Snow Exposure by Max Waugh, USA
Winner 2019, Black and White
In a winter whiteout in Yellowstone National Park, a lone American bison stands weathering the silent snow storm. Shooting from his vehicle, Max could only just make out its figure on the hillside. Bison survive in Yellowstone’s harsh winter months by feeding on grasses and sedges beneath the snow. Swinging their huge heads from side to side, using powerful neck muscles – visible as their distinctive humps – they sweep aside the snow to get to the forage below. Slowing his shutter speed to blur the snow and ‘paint a curtain of lines across the bison’s silhouette’, Max created an abstract image that combines the stillness of the animal with the movement of the snowfall. Slightly overexposing it to enhance the whiteout and converting the photograph to black and white accentuated the simplicity of the scene.
Canon EOS-1D X + 100–400mm f5.6 lens at 200mm; 1/15 sec at f22 (+1 e/v); ISO 100.

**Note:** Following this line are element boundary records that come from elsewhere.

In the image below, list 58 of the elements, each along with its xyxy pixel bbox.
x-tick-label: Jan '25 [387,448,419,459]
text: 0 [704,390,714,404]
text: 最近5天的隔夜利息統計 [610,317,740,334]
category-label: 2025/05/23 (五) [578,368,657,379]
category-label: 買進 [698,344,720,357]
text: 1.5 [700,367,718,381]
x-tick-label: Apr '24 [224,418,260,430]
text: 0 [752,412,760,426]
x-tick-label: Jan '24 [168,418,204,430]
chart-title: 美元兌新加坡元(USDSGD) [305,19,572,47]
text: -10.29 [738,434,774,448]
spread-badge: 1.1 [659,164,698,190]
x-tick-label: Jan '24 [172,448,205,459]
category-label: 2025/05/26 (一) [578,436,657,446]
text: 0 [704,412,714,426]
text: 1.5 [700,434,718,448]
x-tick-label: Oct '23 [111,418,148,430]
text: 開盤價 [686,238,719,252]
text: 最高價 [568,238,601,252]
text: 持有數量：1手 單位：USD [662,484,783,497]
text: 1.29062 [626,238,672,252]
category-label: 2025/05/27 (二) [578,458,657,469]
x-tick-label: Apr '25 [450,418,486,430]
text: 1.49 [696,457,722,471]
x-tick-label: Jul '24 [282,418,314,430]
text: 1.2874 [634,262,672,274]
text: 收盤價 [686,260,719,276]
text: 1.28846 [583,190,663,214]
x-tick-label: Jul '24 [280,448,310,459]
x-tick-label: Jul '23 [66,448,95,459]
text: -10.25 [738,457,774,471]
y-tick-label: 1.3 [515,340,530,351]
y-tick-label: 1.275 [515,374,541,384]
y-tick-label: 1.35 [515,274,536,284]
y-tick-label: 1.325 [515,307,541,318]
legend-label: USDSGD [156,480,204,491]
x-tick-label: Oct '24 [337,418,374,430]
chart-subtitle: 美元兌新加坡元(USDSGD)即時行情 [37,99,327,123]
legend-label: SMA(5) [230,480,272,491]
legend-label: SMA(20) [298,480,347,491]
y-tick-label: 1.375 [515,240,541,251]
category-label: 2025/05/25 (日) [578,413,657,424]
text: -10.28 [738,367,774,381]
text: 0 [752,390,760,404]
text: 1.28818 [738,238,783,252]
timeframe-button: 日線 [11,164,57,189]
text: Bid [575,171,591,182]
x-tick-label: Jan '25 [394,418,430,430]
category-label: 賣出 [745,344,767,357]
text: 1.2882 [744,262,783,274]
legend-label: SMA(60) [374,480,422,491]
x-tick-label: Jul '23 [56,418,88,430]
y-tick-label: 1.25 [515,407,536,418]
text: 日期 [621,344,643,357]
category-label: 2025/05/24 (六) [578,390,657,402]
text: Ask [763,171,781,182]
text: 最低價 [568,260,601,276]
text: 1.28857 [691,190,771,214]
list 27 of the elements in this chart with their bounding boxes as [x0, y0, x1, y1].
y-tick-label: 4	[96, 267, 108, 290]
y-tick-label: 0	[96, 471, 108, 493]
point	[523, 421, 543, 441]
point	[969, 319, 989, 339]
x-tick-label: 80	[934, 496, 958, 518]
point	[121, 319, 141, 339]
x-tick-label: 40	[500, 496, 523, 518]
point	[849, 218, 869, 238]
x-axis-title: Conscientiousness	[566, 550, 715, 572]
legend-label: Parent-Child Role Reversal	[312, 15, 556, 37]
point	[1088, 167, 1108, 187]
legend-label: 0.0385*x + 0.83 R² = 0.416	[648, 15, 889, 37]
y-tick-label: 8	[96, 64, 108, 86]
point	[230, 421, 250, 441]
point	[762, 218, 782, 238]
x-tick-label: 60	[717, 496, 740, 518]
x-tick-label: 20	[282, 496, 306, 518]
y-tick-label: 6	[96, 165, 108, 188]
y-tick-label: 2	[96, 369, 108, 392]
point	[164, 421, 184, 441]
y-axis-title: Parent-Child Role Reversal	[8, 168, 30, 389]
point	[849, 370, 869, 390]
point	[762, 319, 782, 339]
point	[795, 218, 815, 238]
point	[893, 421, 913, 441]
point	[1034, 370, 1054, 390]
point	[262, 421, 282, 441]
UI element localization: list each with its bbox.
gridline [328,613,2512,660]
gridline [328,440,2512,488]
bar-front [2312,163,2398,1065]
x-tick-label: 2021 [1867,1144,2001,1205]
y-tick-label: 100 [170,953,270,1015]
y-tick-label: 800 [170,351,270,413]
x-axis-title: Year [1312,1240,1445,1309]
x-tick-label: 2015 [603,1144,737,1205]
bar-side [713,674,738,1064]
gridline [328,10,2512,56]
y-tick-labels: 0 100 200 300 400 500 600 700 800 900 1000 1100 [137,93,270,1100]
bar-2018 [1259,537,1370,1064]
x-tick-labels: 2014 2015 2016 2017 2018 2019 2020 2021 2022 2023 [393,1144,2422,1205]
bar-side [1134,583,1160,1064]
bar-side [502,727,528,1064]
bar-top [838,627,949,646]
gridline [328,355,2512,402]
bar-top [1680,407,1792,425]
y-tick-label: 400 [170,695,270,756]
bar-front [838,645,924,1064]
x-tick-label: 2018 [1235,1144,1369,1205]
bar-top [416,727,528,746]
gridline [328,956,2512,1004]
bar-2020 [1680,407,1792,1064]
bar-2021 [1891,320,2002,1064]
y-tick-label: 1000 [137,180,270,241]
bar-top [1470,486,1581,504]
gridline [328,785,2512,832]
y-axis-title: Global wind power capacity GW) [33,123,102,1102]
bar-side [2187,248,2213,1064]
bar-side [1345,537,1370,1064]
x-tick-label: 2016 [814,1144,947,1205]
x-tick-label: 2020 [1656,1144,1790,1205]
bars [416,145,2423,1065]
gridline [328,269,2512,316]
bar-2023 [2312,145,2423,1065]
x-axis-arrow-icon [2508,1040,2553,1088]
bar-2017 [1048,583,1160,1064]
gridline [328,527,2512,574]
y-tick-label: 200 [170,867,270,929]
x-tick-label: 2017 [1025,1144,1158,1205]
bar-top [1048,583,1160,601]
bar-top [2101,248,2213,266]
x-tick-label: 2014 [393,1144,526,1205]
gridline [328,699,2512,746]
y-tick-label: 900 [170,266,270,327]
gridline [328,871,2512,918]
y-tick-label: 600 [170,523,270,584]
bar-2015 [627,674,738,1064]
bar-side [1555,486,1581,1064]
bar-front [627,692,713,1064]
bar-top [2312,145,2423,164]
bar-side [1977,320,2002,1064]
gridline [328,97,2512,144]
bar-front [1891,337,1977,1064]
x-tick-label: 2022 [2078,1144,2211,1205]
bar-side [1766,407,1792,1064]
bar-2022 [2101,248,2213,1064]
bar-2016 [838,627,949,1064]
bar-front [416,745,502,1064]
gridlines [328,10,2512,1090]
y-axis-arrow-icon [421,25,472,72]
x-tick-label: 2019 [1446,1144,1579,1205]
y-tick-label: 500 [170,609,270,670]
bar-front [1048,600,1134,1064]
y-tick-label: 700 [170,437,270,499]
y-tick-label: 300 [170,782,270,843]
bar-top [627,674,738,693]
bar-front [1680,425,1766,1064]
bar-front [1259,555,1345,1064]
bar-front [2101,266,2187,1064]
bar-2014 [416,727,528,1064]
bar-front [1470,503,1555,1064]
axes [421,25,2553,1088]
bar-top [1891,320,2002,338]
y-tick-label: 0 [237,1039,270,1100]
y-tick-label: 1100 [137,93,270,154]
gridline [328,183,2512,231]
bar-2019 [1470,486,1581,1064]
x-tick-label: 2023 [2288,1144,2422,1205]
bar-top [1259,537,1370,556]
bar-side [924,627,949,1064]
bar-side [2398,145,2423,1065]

The Huddle by Stefan Christmann, Germany
Winner 2019, Wildlife Photographer of the Year Portfolio Award
More than 5,000 male emperor penguins huddle against the wind and late winter cold on the sea ice of Antarctica’s Atka Bay, in front of the Ekström Ice Shelf. It was a calm day, but when Stefan took off his glove to delicately focus the tilt-shift lens, the cold ‘felt like needles in my fingertips’. Each paired male bears a precious cargo on his feet – a single egg – tucked under a fold of skin (the brood pouch) as he faces the harshest winter on Earth, with temperatures that fall below -40˚C (-40˚F), severe wind chill and intense blizzards. The females entrust their eggs to their mates to incubate and then head for the sea, where they feed for up to three months. Physical adaptations – including body fat and several layers of scale-like feathers, ruffled only in the strongest of winds – help the males endure the cold, but survival depends on cooperation. The birds snuggle together, backs to the wind and heads down, sharing their body heat. Those on the windward edge peel off and shuffle down the flanks of the huddle to reach the more sheltered side, creating a constant procession through the warm centre, with the whole huddle gradually shifting downwind. The centre can become so cosy that the huddle temporarily breaks up to cool off, releasing clouds of steam. From mid‑May until mid-July, the sun does not rise above the horizon, but at the end of winter, when this picture was taken, there are a few hours of twilight. That light combined with modern camera technology and a longish exposure enabled Stefan to create such a bright picture.
Nikon D810 + 45mm f2.8 tilt-shift lens; 1/60 sec at f11; ISO 800; Gitzo 5562LTS tripod + Novoflex CB5II ballhead.
The Moment by Yongqing Bao, China
Joint Winner 2019, Behaviour: Mammals
It was early spring on the alpine meadowland of the Qinghai–Tibet Plateau, in China’s Qilian Mountains National Nature Reserve, and very cold. The marmot was hungry. It was still in its winter coat and not long out of its six-month, winter hibernation, spent deep underground with the rest of its colony of 30 or so. It had spotted the fox an hour earlier, and sounded the alarm to warn its companions to get back underground. But the fox itself hadn’t reacted, and was still in the same position. So the marmot had ventured out of its burrow again to search for plants to graze on. The fox continued to lie still. Then suddenly she rushed forward. And with lightning reactions, Yongqing seized his shot. His fast exposure froze the attack. The intensity of life and death was written on their faces – the predator mid-move, her long canines revealed, and the terrified prey, forepaw outstretched, with long claws adapted for digging, not fighting. Such predatorprey interaction is part of the natural ecology of the plateau ecosystem, where rodents, in particular the plateau pikas (smaller than marmots), are keystone species. Not only are they the main prey for foxes and nearly all the other predators, they are key to the health of the grassland, digging burrows that also provide homes for many small animals including birds, lizards and insects, and creating microhabitats that increase the diversity of plant species and therefore the richness of the meadows.
Canon EOS-1D X + 800mm f5.6 lens; 1/2500 sec at f5.6 (+0.67 e/v); ISO 640; Manfrotto carbon-fibre tripod + 509HD head.